Breathe Easy, You've Found Me ((HUGS))

People will wonder why this blog is needed, why minority midwifery student? It's very simple actually; I was looking for this blog...but I couldn't find I created it. We all have unique experiences, and every experience, every story, can help someone else. I am a black girl from the hood at an ivy league professional school. That, alone, is reason enough to write. Somebody was looking for this blog. Someone wanted proof that what I'm doing can be done - even when you come from where we come from.

To that person especially, WELCOME.

Saturday, October 20, 2007

Gynecology Clinical, Week Four

The following is the email I sent to "check in" with my midwifery/women's health friends at school last week. It's kind of funny, but also shows what it's like to be a student learning it all for the first time!

Today my preceptor did an "observation" of me where she just stood in the back of the room and watched everything I did for the first annual exam of the morning (after the first day we pretty much did the exams on our own and she only came in if we asked her to). I sweat *SO* bad she had to go get me some new non-wet-with-sweat gloves...seriously my hands were so sweaty I couldn't get the gloves on right. Then I almost did a bimanual with HAND SANITIZER instead of lube. Can you imagine? I caught myself but my preceptor was like "I should move this for you!" Then I said "I'm going to put the 'stethoscope' in now." LOL Then I had a patient with a yeast infection, but what was my diagnosis? "String" Yeah, when I looked in the microscope, I said "I don't see anything but *string*" It was yeast! Then I couldn't think of the treatment for yeast infection...I said "Bactrim" and my preceptor said "NO!" (but not in a mean way) and I said "ok, let me look in my black book"...but when I looked, I didn't have the the damn CDC guidelines for tx of yeast infection in my BB. *sigh* What is it? Friggin MONISTAT *duh.* Then I had to do a full exam on a woman who happened to be a doctor. She came in for DUB (dysfunctional uterine bleeding), and it took me a *while* to find the cervix because she had had a baby and so it didn't just "pop" into the speculum like the other cervices usually do. And she was from India* and very concerned about the draping of the sheet and not being exposed (she brought safety pins for the top part of the gown to keep it closed) so I was trying to hold the sheet down so it covered as much of her legs as possible AND do the exam. I was *SO* freaked out you guys *sigh.*

*I don't know if this cultural, but I wanted to make sure people pay attention so that they are conscious and respectful.

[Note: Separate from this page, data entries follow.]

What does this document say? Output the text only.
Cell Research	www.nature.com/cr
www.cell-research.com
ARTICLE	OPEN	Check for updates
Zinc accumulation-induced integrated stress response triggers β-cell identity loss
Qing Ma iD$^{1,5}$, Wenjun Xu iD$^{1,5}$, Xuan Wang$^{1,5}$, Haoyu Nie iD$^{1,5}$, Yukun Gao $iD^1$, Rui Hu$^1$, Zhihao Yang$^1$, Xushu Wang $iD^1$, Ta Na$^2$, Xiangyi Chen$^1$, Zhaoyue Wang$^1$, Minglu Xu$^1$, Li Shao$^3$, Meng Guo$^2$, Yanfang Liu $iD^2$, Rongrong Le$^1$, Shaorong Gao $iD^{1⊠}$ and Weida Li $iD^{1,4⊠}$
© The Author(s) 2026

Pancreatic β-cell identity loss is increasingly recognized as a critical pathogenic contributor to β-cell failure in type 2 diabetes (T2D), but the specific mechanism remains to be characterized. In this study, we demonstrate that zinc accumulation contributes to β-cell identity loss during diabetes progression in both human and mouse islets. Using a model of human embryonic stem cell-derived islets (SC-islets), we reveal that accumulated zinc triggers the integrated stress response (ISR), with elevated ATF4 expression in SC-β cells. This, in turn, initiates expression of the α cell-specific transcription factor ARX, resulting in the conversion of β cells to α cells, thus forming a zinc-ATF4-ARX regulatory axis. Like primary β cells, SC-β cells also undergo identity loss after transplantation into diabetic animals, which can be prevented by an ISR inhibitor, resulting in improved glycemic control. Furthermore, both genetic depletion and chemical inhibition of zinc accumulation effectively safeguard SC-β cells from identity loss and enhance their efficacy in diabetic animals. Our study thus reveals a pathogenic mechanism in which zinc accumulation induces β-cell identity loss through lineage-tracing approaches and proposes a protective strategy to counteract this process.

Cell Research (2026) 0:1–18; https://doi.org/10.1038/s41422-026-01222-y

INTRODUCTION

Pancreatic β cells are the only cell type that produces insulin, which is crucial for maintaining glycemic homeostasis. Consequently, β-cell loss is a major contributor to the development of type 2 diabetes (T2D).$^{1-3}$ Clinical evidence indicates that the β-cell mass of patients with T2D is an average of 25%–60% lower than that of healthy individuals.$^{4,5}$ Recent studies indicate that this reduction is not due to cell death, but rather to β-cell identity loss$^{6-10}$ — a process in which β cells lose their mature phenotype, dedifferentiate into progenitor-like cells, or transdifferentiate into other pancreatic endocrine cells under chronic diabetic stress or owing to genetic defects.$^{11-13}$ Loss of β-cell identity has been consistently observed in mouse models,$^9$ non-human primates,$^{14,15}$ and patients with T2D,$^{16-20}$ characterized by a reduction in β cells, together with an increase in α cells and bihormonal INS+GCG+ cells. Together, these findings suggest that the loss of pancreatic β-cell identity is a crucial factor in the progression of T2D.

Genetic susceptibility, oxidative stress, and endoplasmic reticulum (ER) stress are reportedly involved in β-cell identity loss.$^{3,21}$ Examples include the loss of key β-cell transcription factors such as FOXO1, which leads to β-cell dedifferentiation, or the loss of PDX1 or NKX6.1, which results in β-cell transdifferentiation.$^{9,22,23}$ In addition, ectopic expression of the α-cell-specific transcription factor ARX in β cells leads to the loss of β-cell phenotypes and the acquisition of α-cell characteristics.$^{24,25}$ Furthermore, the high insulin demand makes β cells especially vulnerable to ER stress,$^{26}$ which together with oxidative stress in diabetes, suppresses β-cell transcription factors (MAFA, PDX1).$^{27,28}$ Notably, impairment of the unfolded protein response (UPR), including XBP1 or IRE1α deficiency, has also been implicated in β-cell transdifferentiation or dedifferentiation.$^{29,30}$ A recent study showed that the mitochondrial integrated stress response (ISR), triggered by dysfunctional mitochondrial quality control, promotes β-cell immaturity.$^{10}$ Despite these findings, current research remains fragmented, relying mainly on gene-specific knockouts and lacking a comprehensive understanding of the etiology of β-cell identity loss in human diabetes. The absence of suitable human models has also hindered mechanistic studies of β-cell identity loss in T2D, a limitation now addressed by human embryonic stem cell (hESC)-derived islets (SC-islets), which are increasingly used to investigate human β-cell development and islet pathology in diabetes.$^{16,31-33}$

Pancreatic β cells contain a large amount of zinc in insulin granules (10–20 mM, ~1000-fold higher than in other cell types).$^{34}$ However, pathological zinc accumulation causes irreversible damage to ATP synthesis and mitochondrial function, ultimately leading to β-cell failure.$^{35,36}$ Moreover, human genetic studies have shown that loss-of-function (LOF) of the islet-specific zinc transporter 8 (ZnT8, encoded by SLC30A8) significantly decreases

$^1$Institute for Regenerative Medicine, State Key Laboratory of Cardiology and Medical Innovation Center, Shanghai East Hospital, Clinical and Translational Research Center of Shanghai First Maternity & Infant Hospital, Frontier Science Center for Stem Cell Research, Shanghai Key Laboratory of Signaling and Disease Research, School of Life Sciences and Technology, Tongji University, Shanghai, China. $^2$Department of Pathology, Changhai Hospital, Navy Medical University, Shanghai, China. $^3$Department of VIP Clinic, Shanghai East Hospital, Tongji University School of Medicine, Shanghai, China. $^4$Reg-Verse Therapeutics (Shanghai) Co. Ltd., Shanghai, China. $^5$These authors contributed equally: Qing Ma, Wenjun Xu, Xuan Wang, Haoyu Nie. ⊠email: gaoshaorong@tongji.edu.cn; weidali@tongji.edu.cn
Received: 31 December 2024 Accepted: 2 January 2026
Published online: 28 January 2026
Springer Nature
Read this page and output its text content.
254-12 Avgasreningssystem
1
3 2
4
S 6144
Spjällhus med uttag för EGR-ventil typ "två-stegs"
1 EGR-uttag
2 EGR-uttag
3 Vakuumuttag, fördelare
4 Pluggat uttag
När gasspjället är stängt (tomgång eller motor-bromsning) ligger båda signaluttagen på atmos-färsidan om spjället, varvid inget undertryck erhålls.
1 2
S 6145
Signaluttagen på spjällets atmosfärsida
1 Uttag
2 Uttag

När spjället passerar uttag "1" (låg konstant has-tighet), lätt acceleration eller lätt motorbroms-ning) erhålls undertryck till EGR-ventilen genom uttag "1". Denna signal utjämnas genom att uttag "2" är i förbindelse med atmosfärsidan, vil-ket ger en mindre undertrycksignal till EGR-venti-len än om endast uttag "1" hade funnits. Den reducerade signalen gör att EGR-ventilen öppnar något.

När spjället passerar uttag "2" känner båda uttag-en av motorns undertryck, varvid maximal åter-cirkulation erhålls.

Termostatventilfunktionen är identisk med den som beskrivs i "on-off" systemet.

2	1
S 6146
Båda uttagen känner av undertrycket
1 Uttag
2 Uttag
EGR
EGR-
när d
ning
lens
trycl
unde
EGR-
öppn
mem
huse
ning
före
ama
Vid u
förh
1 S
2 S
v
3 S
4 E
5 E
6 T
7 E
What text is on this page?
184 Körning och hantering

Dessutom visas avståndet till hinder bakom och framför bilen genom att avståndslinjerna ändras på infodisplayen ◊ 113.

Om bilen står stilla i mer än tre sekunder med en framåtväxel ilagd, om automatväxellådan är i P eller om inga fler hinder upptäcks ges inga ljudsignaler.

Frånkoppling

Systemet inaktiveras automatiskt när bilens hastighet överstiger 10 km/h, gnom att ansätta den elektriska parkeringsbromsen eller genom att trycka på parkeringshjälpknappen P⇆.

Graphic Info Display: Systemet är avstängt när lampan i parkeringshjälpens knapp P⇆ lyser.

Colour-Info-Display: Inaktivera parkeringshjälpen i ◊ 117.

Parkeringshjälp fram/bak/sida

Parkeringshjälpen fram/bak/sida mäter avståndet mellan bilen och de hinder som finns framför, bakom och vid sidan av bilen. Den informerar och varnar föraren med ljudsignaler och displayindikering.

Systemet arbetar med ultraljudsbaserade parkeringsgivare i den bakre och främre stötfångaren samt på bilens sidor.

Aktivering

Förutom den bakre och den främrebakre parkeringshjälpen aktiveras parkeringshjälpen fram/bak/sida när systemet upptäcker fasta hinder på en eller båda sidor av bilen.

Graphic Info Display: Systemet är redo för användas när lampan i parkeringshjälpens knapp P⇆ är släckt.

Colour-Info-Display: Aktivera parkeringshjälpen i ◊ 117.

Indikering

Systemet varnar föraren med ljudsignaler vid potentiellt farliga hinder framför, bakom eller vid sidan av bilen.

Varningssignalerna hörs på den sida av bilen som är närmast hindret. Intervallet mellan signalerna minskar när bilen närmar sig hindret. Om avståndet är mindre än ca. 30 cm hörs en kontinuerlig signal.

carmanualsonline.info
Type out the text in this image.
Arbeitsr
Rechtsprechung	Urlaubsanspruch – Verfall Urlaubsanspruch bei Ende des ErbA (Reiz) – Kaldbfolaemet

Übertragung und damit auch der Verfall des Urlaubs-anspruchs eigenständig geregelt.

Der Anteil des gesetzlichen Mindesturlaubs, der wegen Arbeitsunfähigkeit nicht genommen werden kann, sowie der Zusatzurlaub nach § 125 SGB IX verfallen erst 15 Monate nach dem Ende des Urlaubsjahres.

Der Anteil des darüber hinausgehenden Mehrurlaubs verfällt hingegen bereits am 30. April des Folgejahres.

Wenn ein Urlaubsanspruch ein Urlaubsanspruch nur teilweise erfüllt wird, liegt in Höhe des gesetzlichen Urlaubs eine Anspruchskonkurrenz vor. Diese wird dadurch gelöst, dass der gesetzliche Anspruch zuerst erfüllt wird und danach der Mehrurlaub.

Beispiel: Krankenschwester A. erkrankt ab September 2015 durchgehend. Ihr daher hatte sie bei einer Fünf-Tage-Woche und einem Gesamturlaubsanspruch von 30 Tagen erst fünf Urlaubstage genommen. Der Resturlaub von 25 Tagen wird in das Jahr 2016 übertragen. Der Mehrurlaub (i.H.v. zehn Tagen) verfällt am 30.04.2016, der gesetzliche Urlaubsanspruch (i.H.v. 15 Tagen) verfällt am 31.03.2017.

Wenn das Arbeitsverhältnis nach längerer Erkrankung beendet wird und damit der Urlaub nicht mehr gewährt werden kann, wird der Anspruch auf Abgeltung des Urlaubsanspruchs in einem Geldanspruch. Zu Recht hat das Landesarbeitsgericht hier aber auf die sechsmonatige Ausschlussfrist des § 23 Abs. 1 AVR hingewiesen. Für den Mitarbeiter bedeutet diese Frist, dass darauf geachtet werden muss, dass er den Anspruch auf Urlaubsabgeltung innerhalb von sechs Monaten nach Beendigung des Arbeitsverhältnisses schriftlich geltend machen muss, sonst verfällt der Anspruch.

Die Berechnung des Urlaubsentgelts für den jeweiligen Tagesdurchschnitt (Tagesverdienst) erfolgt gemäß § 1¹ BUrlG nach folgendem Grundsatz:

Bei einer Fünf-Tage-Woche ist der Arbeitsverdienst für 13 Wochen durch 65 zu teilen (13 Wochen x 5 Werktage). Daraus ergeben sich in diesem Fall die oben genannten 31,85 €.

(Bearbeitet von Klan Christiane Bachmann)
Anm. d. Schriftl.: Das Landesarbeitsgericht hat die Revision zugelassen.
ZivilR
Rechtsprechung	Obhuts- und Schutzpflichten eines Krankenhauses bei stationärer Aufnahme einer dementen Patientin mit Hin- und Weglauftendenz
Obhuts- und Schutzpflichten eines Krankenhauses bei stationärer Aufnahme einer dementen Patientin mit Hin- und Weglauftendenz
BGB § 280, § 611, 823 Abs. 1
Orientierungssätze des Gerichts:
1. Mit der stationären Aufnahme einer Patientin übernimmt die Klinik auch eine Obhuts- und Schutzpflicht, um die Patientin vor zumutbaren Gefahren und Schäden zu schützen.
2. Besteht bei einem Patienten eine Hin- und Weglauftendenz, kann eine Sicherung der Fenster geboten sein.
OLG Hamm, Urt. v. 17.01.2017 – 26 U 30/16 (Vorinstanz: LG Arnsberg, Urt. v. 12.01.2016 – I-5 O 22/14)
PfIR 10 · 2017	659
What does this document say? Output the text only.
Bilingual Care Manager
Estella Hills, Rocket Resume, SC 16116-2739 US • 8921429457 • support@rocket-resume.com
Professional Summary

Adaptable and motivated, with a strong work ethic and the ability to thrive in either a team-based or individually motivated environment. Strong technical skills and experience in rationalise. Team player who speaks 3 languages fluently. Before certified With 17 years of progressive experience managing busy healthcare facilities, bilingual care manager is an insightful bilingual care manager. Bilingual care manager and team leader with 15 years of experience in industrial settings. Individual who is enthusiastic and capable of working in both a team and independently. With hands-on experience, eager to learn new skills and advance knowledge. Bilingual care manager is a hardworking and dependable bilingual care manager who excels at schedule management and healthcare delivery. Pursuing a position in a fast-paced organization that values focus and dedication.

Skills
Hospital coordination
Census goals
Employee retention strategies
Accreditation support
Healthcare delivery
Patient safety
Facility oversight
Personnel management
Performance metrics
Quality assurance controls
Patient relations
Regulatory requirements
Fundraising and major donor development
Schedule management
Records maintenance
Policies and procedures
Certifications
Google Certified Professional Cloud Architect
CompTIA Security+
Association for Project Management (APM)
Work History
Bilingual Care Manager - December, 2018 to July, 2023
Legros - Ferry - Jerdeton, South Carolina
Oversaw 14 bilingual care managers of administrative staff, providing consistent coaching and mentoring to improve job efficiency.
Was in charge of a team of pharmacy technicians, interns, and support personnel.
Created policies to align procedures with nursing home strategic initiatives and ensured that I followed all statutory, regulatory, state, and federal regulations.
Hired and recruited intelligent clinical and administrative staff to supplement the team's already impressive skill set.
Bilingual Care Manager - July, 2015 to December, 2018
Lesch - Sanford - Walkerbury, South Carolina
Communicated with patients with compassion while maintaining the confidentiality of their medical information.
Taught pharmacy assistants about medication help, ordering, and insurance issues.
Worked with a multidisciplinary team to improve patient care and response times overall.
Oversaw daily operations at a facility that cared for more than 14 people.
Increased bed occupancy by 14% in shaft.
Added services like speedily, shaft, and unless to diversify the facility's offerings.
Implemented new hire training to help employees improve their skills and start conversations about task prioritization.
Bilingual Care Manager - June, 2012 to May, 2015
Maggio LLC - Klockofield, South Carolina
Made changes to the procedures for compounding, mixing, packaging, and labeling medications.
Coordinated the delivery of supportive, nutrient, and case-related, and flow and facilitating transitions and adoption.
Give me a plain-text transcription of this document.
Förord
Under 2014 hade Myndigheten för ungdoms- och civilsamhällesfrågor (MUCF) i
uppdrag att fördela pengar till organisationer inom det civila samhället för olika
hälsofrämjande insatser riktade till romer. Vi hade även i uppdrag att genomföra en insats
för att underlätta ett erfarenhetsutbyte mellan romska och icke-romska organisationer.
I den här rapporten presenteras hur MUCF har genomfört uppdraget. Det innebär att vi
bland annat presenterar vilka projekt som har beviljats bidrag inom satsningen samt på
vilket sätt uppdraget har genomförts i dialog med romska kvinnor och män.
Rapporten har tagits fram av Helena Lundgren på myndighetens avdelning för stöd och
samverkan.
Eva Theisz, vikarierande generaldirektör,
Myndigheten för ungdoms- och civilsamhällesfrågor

Even though this email might not sound like it, I am usually very comfortable in clinical (besides the everyday learning pains required to grow ;o) and I usually do just fine. Even though I was so nervous because my preceptor was watching, it all still went well. I'm glad she wasn't in there for the exam of the physician though because that was so unnerving without her in there. That exam went well and the woman said that physicians weren't as "gentle" or "patient" (regarding all of the draping, explanations of procedure, and "introduction of touch") in India because there are so few physicians and so many patients that they just don't have the time. It was nice to be able to remind her that I am a student midwife (I say it when I introduce myself) and feel so proud of the fact. Also, kudos to my school and preceptor and for teaching me how to do a pelvic exam that is kind, respectful, and gentle enough.

The midwifery students do a semi-weekly "check in" over the lunch hour at school. We talk about how everything is going, plan stuff if we need to, and talk about what we want relayed at the faculty meetings (2 students act as faculty liaisons and attend the faculty meetings to relay the students' concerns) But I am not so good with sharing at this "check in" because I don't feel like I know the women in my class very well yet, and I don't completely trust them yet. So I/we, my smaller group of classmates that I do know well and trust enough, are trying to also check in through email while we build some relationships in the larger group.

So that's gynecology clinical, week four. Next week I will try to post what the typical day of clinical was like (as far as what kinds of patients, what exams, tests, medications, etc) so that people can see what they might be doing on a typical day, and what information they might need to brush up on. If I don't remember, someone please remind me! (Someone did this for me and it was so nice to feel confident on the first day because I was able to at least look up some of the meds and procedures that I might encounter)

Anyway, off to study genetics for patho. Ugh.


Sage Femme said...

I believe that the best way to learn anything is hands-on. Talk about it once, see it once, then jump in. Too much talk sends students into a nervous fit.

I'm a hand sweat-er, too. At births, the removal and donning of nonsterile gloves requires some drying of the hands - and making sure that the gloves are POWDERED. ;)

I am really lovin' your accounts!

Dark Daughta said...

"Then I almost did a bimanual with HAND SANITIZER instead of lube."